In der heutigen Ausgabe des Journals der US-Ärztegesellschaft JAMA erschien nun eine umfangreiche Arbeit, die diese Angaben als völlig realitätsfern ausweist.

In der in New Jersey durchgeführten Kohortenstudie wurden fast 20.000 Männer mit lokalisiertem Prostatakarzinom erfasst. Das durchschnittliche Alter lag bei 77 Jahren. 41 Prozent der Patienten erhielten eine vorsorgliche antihormonelle Therapie, der Rest eine konventionelle Therapie, die zumeist „watchful waiting”, seltener auch Chirurgie oder Bestrahlung umfasste.

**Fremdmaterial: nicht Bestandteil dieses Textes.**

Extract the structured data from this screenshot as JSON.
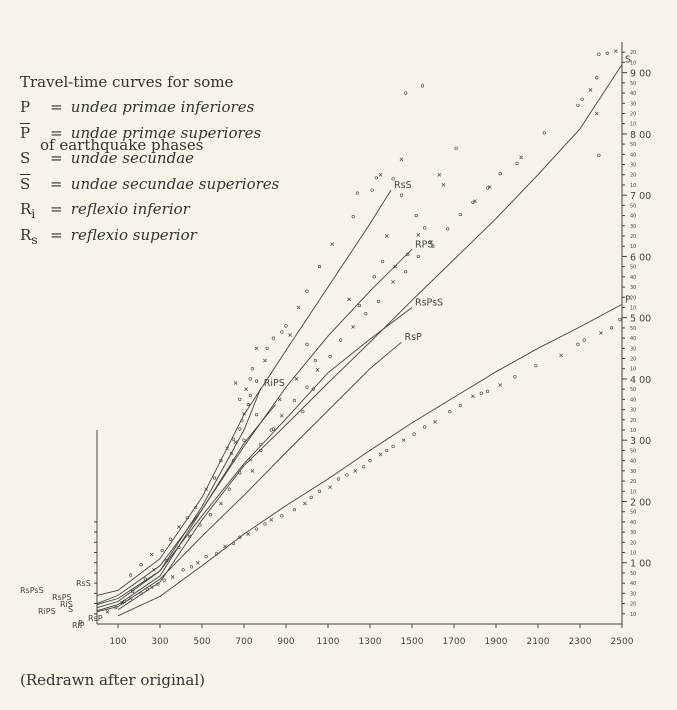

Aus vielen Arbeiten weiß man, dass die Therapie des Zuwartens – mit den häufigen Kontrollterminen beim Urologen – von den meisten betroffenen Männern als sehr belastend empfunden wird. Viele ziehen, um das Krebsgespenst los zu werden, deshalb einen chirurgischen Eingriff vor. Doch hier besteht wiederum ein hohes Risiko von Folgeschäden wie Inkontinenz und Impotenz.

Die Hormontherapie galt deshalb vielfach als sichere und halbwegs sanfte Alternative. In den USA boomten diese Medikamente in der Folge und stellten mit einem Umsatz von mehr als einer Milliarde US-Dollar pro Jahr den zweit größen Ausgabeposten der Krankenkassen.

Völlig unnütz, wie die aktuelle Studie zeigt. Denn in der Hormongruppe war die Sterblichkeit an Prostatakrebs sogar um statistisch signifikante 17 Prozent höher. Die allgemeine Sterblichkeit unterschied sich nicht.

„Ich hoffe, dass diese Studie Auswirkungen auf die klinische Praxis hat und nun weniger Männer diese primäre Hormontherapie erhalten”, erklärte der Strahlentherapeut Howard M. Sandler als Sprecher der US-Gesellschaft für klinische Onkologie gegenüber der LA-Times.